43
öncelikle mutlu olduğumu hemen belirteyim ki nedenini de bir satır altta açıklayayım.
ilk turnuva 2009 yılında yapılmıştı ve inanılmaz şeyler yaşanmıştı. benim takımım ilk turda elenince, final maçındaki iki takımdan birinin kalecisi olmuş ve sözlük tarihinin en sansasyonel zaferiyle kupayı almıştık. bir yandan ilk turda elenen takımımızın oyuncularını hoş etmeye bakıyor, diğer yandan da başka bir takımla kupayı kazanmanın sevincini çaktırmadan yaşıyordum. hava yağmurlu ve aylardan kasım 15-17 arası bir tarihti.
rakip takım da çok iyiydi, kaleci eksikleri olduğu için sadece 1 maçlığına, o da final maçında kalesine geçtiğim takım da çok iyiydi.
belirtmekte çok fayda var, rakibin kalecisi sözlük-ü sultani'nin en efsane kalecilerinden kekeme spiker idi. yani ne diyeyim ki? harika bir maçtı yağan yağmurun altında...
sanıyorum 30-40 kişi vardı o gün orada. maçın son dakikalarına önde girdiğimiz için kalemde rahattım. normalde kalede rahat olmamam gerekir, çünkü stoper ve sağ bek oynadığım zaman en iyi maçlarımı çıkartırım. neyse efendim maçın son dakikalarına girmişiz, sahadaki14 kişinin formaları yağmur damlalarına adeta birer misafir edasıyla yaklaşıyor ve bir gözüm de tribünlerde. 75 dakika süren maçlarımızın 74. dakikasına girdiğimizde tribün önünde maytapların ateşlendiğini gördüm ve şampiyonluk kutlamalarının başladığını düşündüm. 1 dakika sonra maç bitti, orta sahada sevindi şampiyon olup kupayı alan takım. ben de ilk turda elenen takımımızın üzüntüsü bir yana, içimden sevinmek için can attığımın gerçeği diğer yana şeklinde çelişkiler yaşıyordum. yine de orta sahadaki kutlamaları es geçmedim.
soyunma odasının yolu, duşlar, üstler başlar derken kırmızı locaya girdik. abii hala şaşkınlık üzerimde. ben her şeyi şampiyon olan takımın kutlaması şeklinde beynime deşifre etmişim ama içerdeki kocaman kırmızı beyaz pastanın üzerinde iyi ki doğdun kaa je ve bir sürü içecek yiyecek tarzı şeyi görünce idrak ettim ve duygulu anlar yaşaaa.... madım tabii ki ama.. yaşadım yaşadım itiraf ediyorum.

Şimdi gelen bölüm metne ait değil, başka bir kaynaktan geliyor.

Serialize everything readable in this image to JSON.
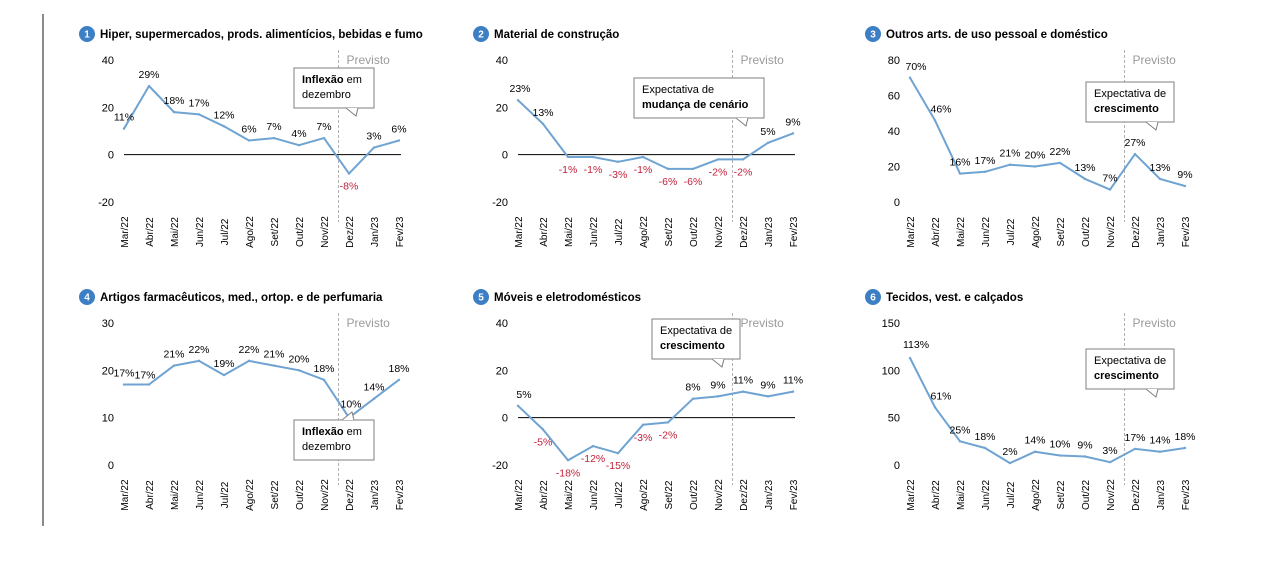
{
  "colors": {
    "line": "#6fa3d2",
    "negative_label": "#c0223b",
    "badge": "#3d7fc4",
    "previsto": "#9a9a9a",
    "zero_line": "#000000"
  },
  "previsto_label": "Previsto",
  "chart_data": [
    {
      "type": "line",
      "number": "1",
      "title": "Hiper, supermercados, prods. alimentícios, bebidas e fumo",
      "categories": [
        "Mar/22",
        "Abr/22",
        "Mai/22",
        "Jun/22",
        "Jul/22",
        "Ago/22",
        "Set/22",
        "Out/22",
        "Nov/22",
        "Dez/22",
        "Jan/23",
        "Fev/23"
      ],
      "values": [
        11,
        29,
        18,
        17,
        12,
        6,
        7,
        4,
        7,
        -8,
        3,
        6
      ],
      "labels": [
        "11%",
        "29%",
        "18%",
        "17%",
        "12%",
        "6%",
        "7%",
        "4%",
        "7%",
        "-8%",
        "3%",
        "6%"
      ],
      "ylim": [
        -20,
        40
      ],
      "yticks": [
        "-20",
        "0",
        "20",
        "40"
      ],
      "ytick_values": [
        -20,
        0,
        20,
        40
      ],
      "zero_line": true,
      "forecast_start_index": 9,
      "callout": {
        "lines": [
          [
            "Inflexão",
            " em"
          ],
          [
            "dezembro"
          ]
        ],
        "bold_segments": [
          "Inflexão"
        ],
        "anchor": "above"
      }
    },
    {
      "type": "line",
      "number": "2",
      "title": "Material de construção",
      "categories": [
        "Mar/22",
        "Abr/22",
        "Mai/22",
        "Jun/22",
        "Jul/22",
        "Ago/22",
        "Set/22",
        "Out/22",
        "Nov/22",
        "Dez/22",
        "Jan/23",
        "Fev/23"
      ],
      "values": [
        23,
        13,
        -1,
        -1,
        -3,
        -1,
        -6,
        -6,
        -2,
        -2,
        5,
        9
      ],
      "labels": [
        "23%",
        "13%",
        "-1%",
        "-1%",
        "-3%",
        "-1%",
        "-6%",
        "-6%",
        "-2%",
        "-2%",
        "5%",
        "9%"
      ],
      "ylim": [
        -20,
        40
      ],
      "yticks": [
        "-20",
        "0",
        "20",
        "40"
      ],
      "ytick_values": [
        -20,
        0,
        20,
        40
      ],
      "zero_line": true,
      "forecast_start_index": 9,
      "callout": {
        "lines": [
          [
            "Expectativa de"
          ],
          [
            "mudança de cenário"
          ]
        ],
        "bold_segments": [
          "mudança de cenário"
        ],
        "anchor": "above"
      }
    },
    {
      "type": "line",
      "number": "3",
      "title": "Outros arts. de uso pessoal e doméstico",
      "categories": [
        "Mar/22",
        "Abr/22",
        "Mai/22",
        "Jun/22",
        "Jul/22",
        "Ago/22",
        "Set/22",
        "Out/22",
        "Nov/22",
        "Dez/22",
        "Jan/23",
        "Fev/23"
      ],
      "values": [
        70,
        46,
        16,
        17,
        21,
        20,
        22,
        13,
        7,
        27,
        13,
        9
      ],
      "labels": [
        "70%",
        "46%",
        "16%",
        "17%",
        "21%",
        "20%",
        "22%",
        "13%",
        "7%",
        "27%",
        "13%",
        "9%"
      ],
      "ylim": [
        0,
        80
      ],
      "yticks": [
        "0",
        "20",
        "40",
        "60",
        "80"
      ],
      "ytick_values": [
        0,
        20,
        40,
        60,
        80
      ],
      "zero_line": false,
      "forecast_start_index": 9,
      "callout": {
        "lines": [
          [
            "Expectativa de"
          ],
          [
            "crescimento"
          ]
        ],
        "bold_segments": [
          "crescimento"
        ],
        "anchor": "above"
      }
    },
    {
      "type": "line",
      "number": "4",
      "title": "Artigos farmacêuticos, med., ortop. e de perfumaria",
      "categories": [
        "Mar/22",
        "Abr/22",
        "Mai/22",
        "Jun/22",
        "Jul/22",
        "Ago/22",
        "Set/22",
        "Out/22",
        "Nov/22",
        "Dez/22",
        "Jan/23",
        "Fev/23"
      ],
      "values": [
        17,
        17,
        21,
        22,
        19,
        22,
        21,
        20,
        18,
        10,
        14,
        18
      ],
      "labels": [
        "17%",
        "17%",
        "21%",
        "22%",
        "19%",
        "22%",
        "21%",
        "20%",
        "18%",
        "10%",
        "14%",
        "18%"
      ],
      "ylim": [
        0,
        30
      ],
      "yticks": [
        "0",
        "10",
        "20",
        "30"
      ],
      "ytick_values": [
        0,
        10,
        20,
        30
      ],
      "zero_line": false,
      "forecast_start_index": 9,
      "callout": {
        "lines": [
          [
            "Inflexão",
            " em"
          ],
          [
            "dezembro"
          ]
        ],
        "bold_segments": [
          "Inflexão"
        ],
        "anchor": "below"
      }
    },
    {
      "type": "line",
      "number": "5",
      "title": "Móveis e eletrodomésticos",
      "categories": [
        "Mar/22",
        "Abr/22",
        "Mai/22",
        "Jun/22",
        "Jul/22",
        "Ago/22",
        "Set/22",
        "Out/22",
        "Nov/22",
        "Dez/22",
        "Jan/23",
        "Fev/23"
      ],
      "values": [
        5,
        -5,
        -18,
        -12,
        -15,
        -3,
        -2,
        8,
        9,
        11,
        9,
        11
      ],
      "labels": [
        "5%",
        "-5%",
        "-18%",
        "-12%",
        "-15%",
        "-3%",
        "-2%",
        "8%",
        "9%",
        "11%",
        "9%",
        "11%"
      ],
      "ylim": [
        -20,
        40
      ],
      "yticks": [
        "-20",
        "0",
        "20",
        "40"
      ],
      "ytick_values": [
        -20,
        0,
        20,
        40
      ],
      "zero_line": true,
      "forecast_start_index": 9,
      "callout": {
        "lines": [
          [
            "Expectativa de"
          ],
          [
            "crescimento"
          ]
        ],
        "bold_segments": [
          "crescimento"
        ],
        "anchor": "above"
      }
    },
    {
      "type": "line",
      "number": "6",
      "title": "Tecidos, vest. e calçados",
      "categories": [
        "Mar/22",
        "Abr/22",
        "Mai/22",
        "Jun/22",
        "Jul/22",
        "Ago/22",
        "Set/22",
        "Out/22",
        "Nov/22",
        "Dez/22",
        "Jan/23",
        "Fev/23"
      ],
      "values": [
        113,
        61,
        25,
        18,
        2,
        14,
        10,
        9,
        3,
        17,
        14,
        18
      ],
      "labels": [
        "113%",
        "61%",
        "25%",
        "18%",
        "2%",
        "14%",
        "10%",
        "9%",
        "3%",
        "17%",
        "14%",
        "18%"
      ],
      "ylim": [
        0,
        150
      ],
      "yticks": [
        "0",
        "50",
        "100",
        "150"
      ],
      "ytick_values": [
        0,
        50,
        100,
        150
      ],
      "zero_line": false,
      "forecast_start_index": 9,
      "callout": {
        "lines": [
          [
            "Expectativa de"
          ],
          [
            "crescimento"
          ]
        ],
        "bold_segments": [
          "crescimento"
        ],
        "anchor": "above"
      }
    }
  ]
}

yazımın başında çok net bir tarih verdim üç sene öncesine dair çünkü 17 kasım doğum günüm ve o güne daha 2 gün vardı.
orada tebrikler, bir yandan doğum günü kutlamaları, diğer yandan şampiyonluk kutlamaları derken işte böyle güzel hatıraları kazıdık beynimize.

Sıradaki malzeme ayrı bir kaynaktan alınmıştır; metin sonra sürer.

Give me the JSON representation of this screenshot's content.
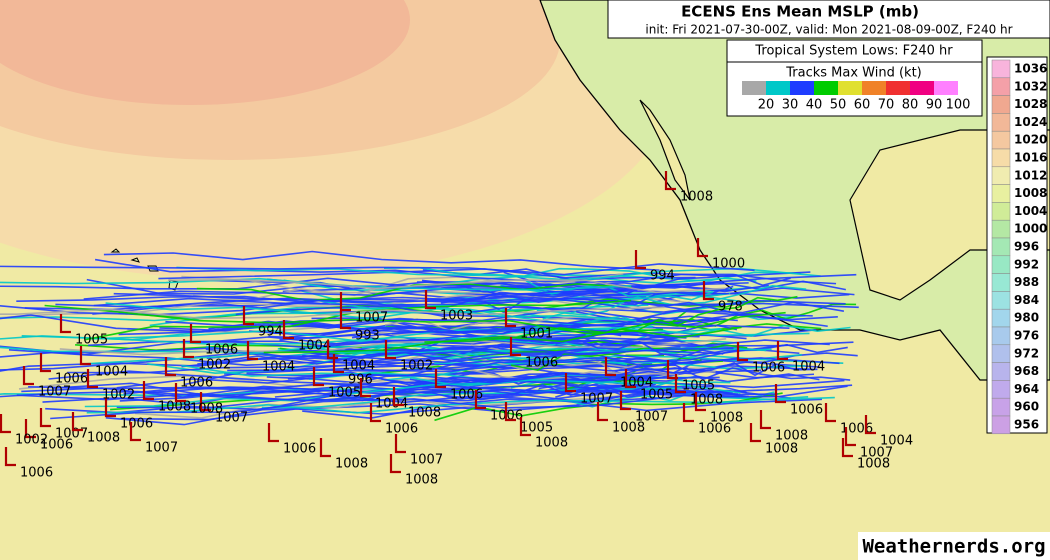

emeği geçen herkese hep teşekkür ettim, edeceğim de. kendilerini çok iyi biliyorlar ve buradan kocaman kocaman öpüyorum heeeepsini :)
kısacası sözlük harikadır bu konuda. bir tanedir, candır, bonomodur.
gelelim günümüze.
3. turnuva vakti gelmiş ve çok da iyi düşünülmüş. canım, ruhum, bedenim o kadar arzuyla istiyor ki bu turnuvada oynayabilmeyi, anlatamam.

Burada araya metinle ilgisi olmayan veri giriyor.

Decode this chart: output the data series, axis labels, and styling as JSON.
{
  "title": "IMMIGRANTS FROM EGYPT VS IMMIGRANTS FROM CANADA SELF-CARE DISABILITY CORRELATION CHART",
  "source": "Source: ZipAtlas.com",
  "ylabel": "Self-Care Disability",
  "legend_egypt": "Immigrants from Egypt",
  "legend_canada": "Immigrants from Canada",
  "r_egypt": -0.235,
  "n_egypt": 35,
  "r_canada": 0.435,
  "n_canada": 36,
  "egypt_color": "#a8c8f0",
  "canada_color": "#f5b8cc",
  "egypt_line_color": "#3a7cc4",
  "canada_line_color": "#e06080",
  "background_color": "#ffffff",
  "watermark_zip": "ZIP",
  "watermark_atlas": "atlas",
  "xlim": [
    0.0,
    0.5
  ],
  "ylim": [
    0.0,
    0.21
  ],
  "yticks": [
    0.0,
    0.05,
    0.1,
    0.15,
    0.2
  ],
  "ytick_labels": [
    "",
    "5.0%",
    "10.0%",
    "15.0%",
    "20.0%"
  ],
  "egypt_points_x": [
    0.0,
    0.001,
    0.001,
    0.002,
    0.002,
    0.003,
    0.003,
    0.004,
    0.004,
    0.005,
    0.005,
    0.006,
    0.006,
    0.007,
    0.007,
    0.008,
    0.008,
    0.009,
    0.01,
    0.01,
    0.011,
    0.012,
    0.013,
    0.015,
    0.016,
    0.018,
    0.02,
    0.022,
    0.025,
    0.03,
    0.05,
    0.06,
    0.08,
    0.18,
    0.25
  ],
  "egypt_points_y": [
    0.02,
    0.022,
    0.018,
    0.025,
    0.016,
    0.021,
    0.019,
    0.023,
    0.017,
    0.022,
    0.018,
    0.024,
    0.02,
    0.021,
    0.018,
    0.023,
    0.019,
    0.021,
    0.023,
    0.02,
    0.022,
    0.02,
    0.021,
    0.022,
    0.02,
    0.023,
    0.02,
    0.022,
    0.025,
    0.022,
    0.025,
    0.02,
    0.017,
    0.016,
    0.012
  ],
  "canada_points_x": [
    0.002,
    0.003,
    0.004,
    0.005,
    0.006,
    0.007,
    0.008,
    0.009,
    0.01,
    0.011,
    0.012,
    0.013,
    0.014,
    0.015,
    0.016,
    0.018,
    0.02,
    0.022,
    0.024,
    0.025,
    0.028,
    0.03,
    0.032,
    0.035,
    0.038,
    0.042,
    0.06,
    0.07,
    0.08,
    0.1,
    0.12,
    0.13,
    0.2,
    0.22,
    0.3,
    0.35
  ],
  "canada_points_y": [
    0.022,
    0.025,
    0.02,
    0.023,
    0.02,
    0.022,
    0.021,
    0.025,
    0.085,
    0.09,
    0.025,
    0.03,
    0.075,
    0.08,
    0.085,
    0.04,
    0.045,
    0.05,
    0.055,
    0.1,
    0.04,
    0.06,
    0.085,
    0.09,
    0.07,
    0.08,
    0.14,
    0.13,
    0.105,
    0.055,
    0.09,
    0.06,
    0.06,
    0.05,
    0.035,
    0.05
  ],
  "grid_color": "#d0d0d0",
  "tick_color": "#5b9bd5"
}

ama sağ ayak bileğimdeki rahatsızlık tamamen geçmediği için elimden hiçbir şey gelmiyor. geçen hafta sözlük ile vezir'de yaptığımız maçta da kendimi deneme fırsatı buldum ve patatese bağlayıp, içinde kaşar peyniri eritilmiş mantar gibi sahada çaresiz ve yenilmeye hazır ve lezzetli bir lokma olarak çırpındığımı fark ettim. yine de bir kalifiye jurnal klasiği olarak sözlük tarihinin en efsane diğer kalecisinden biri olan peja'ya uzaktan köşeye düzgün bir vuruş yaparak golümü attım. rakip kalede o varsa, benim de her maç bir tane güzel golüm vardır kendisine. maç sonraları ve özel olarak buluşulan diğer günlerde bunun muhabbetini çok yaparız laf arasında. -ama ben hala bilerek benden gol yediğini düşünüyorum-
işte oynayamacağım bu sefer ama bunun da telafisini yarı final maçlarında hakemlik yaparak gerçekleştireceğim. 20 haziranda da türkiye turu için adana'dan start alma planlarımdan ötürü final maçında olamayacağım muhtemelen. yine de önce bir turnuvada hakemlik yaptığım ve bu konuda dünyanın en iyisi, en merti, en cömerti, en kralı olduğum için sizlere mükemmel bir şov sunacağım. maçlardan çok beni konuşacaksınız :)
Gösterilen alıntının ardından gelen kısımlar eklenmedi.